Questo e altro il Blasco lo ha
raccontato a LA STORIA SIAMO NOI di Giovanni Minoli, che gli ha dedicato uno
speciale a cura di Caterina Stagno, in onda mercoledì 26 alle 23.30 su RaiDue.
L’adolescenza,
Sanremo, il successo, la droga, le donne, la famiglia, la politica, Dio: tutto
Vasco Rossi, dalla V alla I, stimolato anche dalle domande dei suoi fan
speciali Valentino Rossi ed Eros Ramazzotti.



La
rabbia è sempre stata il suo additivo naturale. L’anno dopo le freccette di
Vicenza, suo padre morì improvvisamente al lavoro, sul suo camion. “È stato uno
shock terrificante. Però lui è entrato dentro di me con tutta la sua forza e io
sono diventato ancora più determinato, ancora più convinto. E dopo non
scherzavo più, dopo non ce n’era per nessuno, e veramente gli altri mi sembrava
che giocassero, mentre io no, io non giocavo più. A Sanremo, nell’82, io ero
già convinto, determinato a colpire quella platea televisiva in quei tre
minuti. Avevo perfettamente in testa cosa volevo fare. Non ero affatto fuori di
testa come pensavano tutti: erano fuori di testa tutti gli altri, tutti un po’ preoccupati
del vestito o di chi vinceva,, mi sembravano bambini dell’asilo. Io non potevo
scherzare, io dovevo arrivare, e sarei arrivato”.



La
rabbia era anche quella che si portava da Zocca, dov’è nato sull’Appennino. “Sono
arrivato in città e sembrava che l’avessi scritto in fronte che ero di
montagna, per cui ero considerato uno come oggi gli extracomunitari. Addirittura
nella scuola c’era una sezione per i montanari, la H”.



Altri
additivi invece lo hanno portato a farsi 22 giorni di carcere, nell’84. Ma la
sua dipendenza era iniziata prima. “Quando mi arrivò la cartolina del servizio
militare, improvvisamente, avevo dei problemi di cervello (…) Mi hanno
fortunatamente dato l’articolo 29, cioè incompatibilità per farmacodipendenza, perché
a quei tempi avevo già cominciato a prendere delle pastiglie che si usavano per
dimagrire a base di anfetamina. Con una al giorno, stavo molto bene, molto
magro, andavo fortissimo, non mi fermavo mai, stavo da dio, avevo trovato la
soluzione alla mia vita. Il problema è che dopo, per smettere, è stata
durissima (…). È quello che dico a mio figlio più grande: tanto vale che
cominci a provare adesso a divertirti senza sostanze, perché tanto prima o poi
dovrai smettere comunque. Nella vita sinceramente mi è sempre piaciuto frequentare
i limiti di tutto. Ma la libertà ha un senso se è comunque all’interno di un
limite, perché sennò non è libertà: è caos”.
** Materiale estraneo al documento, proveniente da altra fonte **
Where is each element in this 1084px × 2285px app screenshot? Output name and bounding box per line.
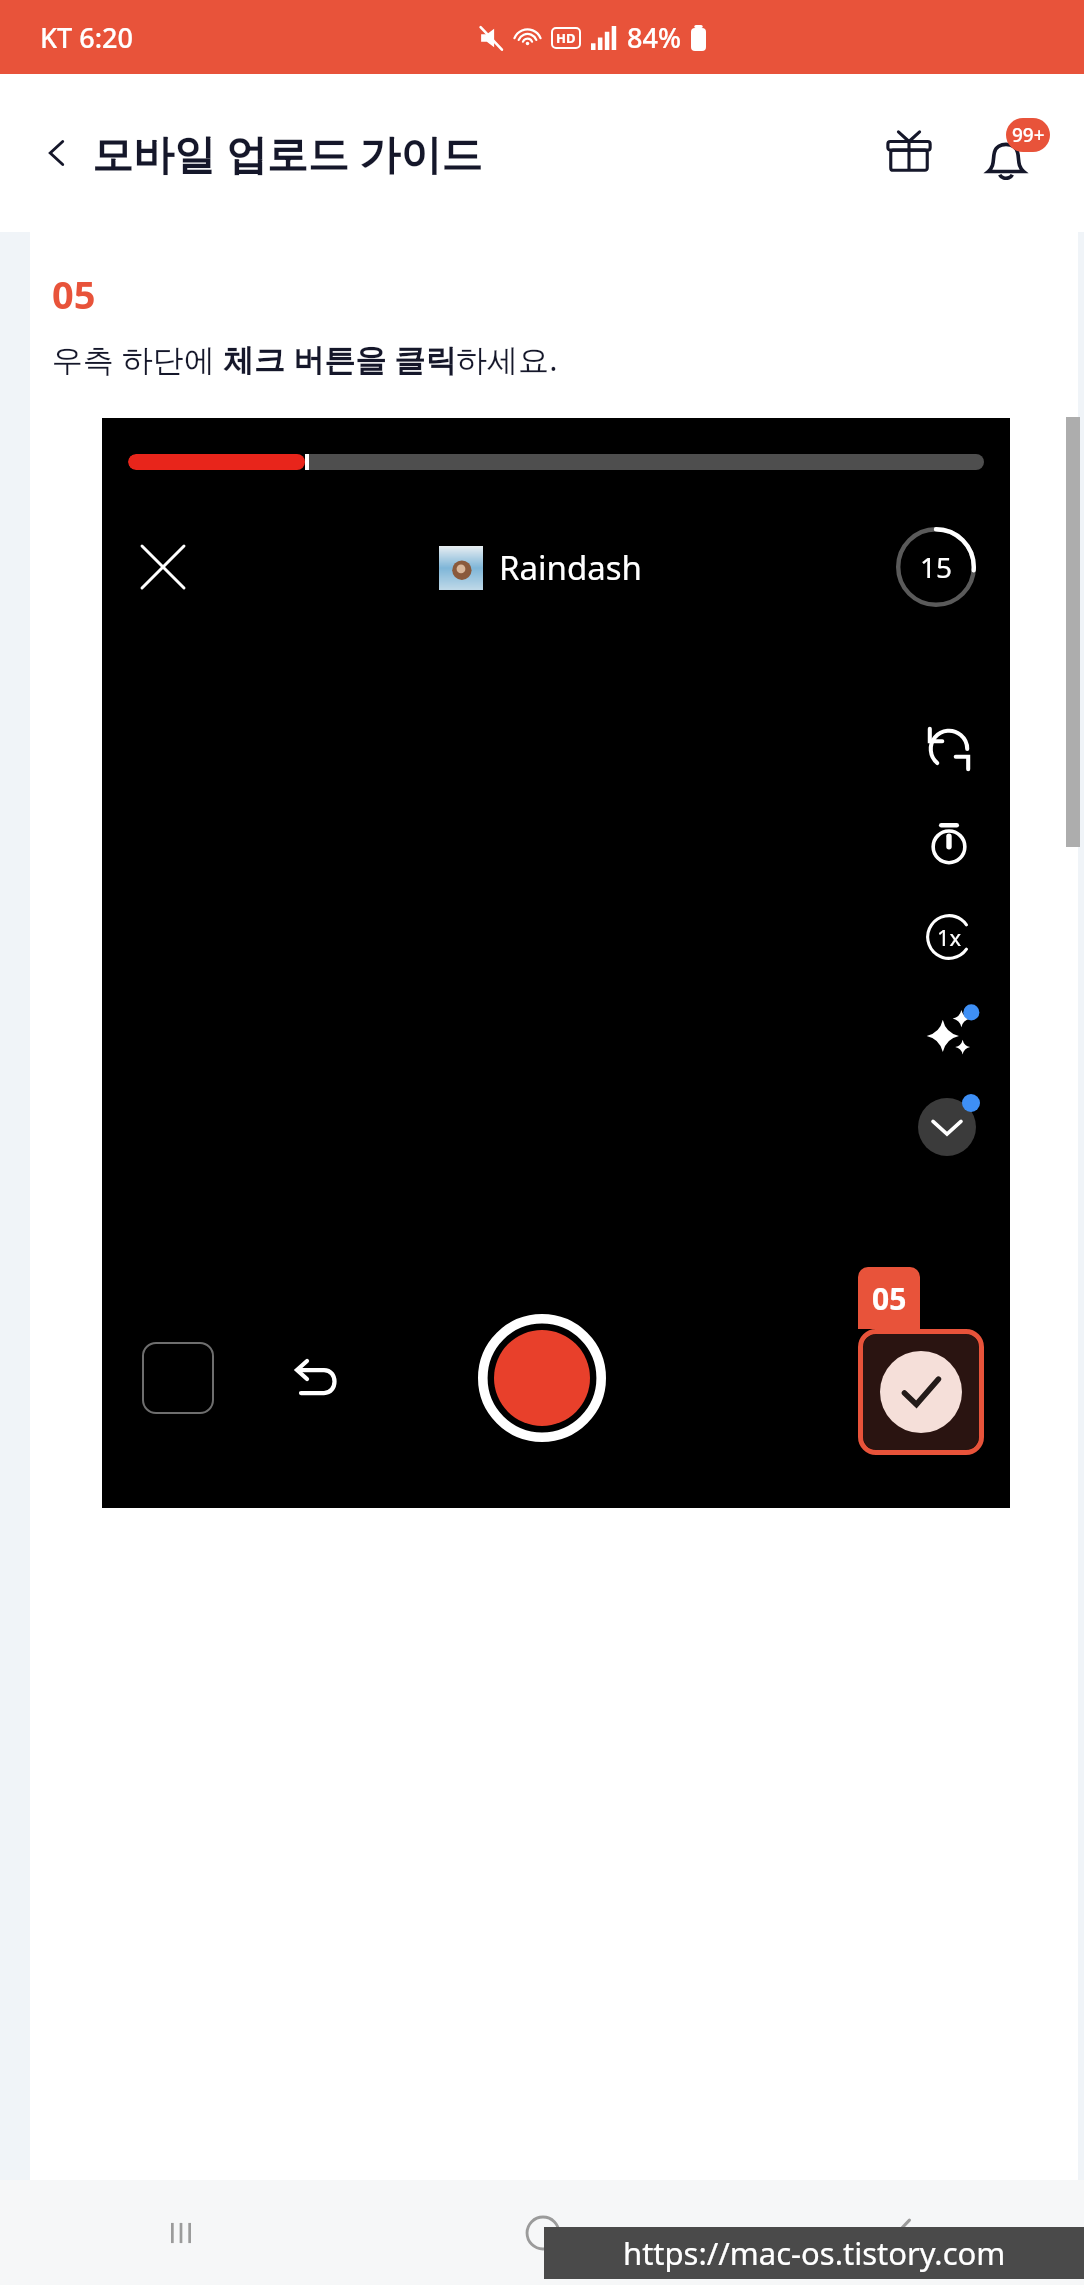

La famiglia, dunque: “Non ne potevo
più di quella vita lì. Ho detto: adesso mi prendo il lusso di farmi una famiglia,
che per una rockstar è un bel lusso.
(…) A quel punto lì è
ovvio che non ti puoi più innamorare di qualcun altro. Devi metterti un po’ da
parte, insomma. Se dovesse finire il progetto con Laura, sicuramente non ne
faccio più un altro con un’altra. Torno da solo. Cambio la macchina, ma non la
donna”.



Vasco
non crede in Dio (“Credo che la vita non sia un dono, ma un caso”), non sa
nuotare (“Galleggio, come nella vita”) e non ha mai pensato di tuffarsi in
politica: “Non mi butterò mai in politica: mi sono già buttato abbastanza. Nel rock”.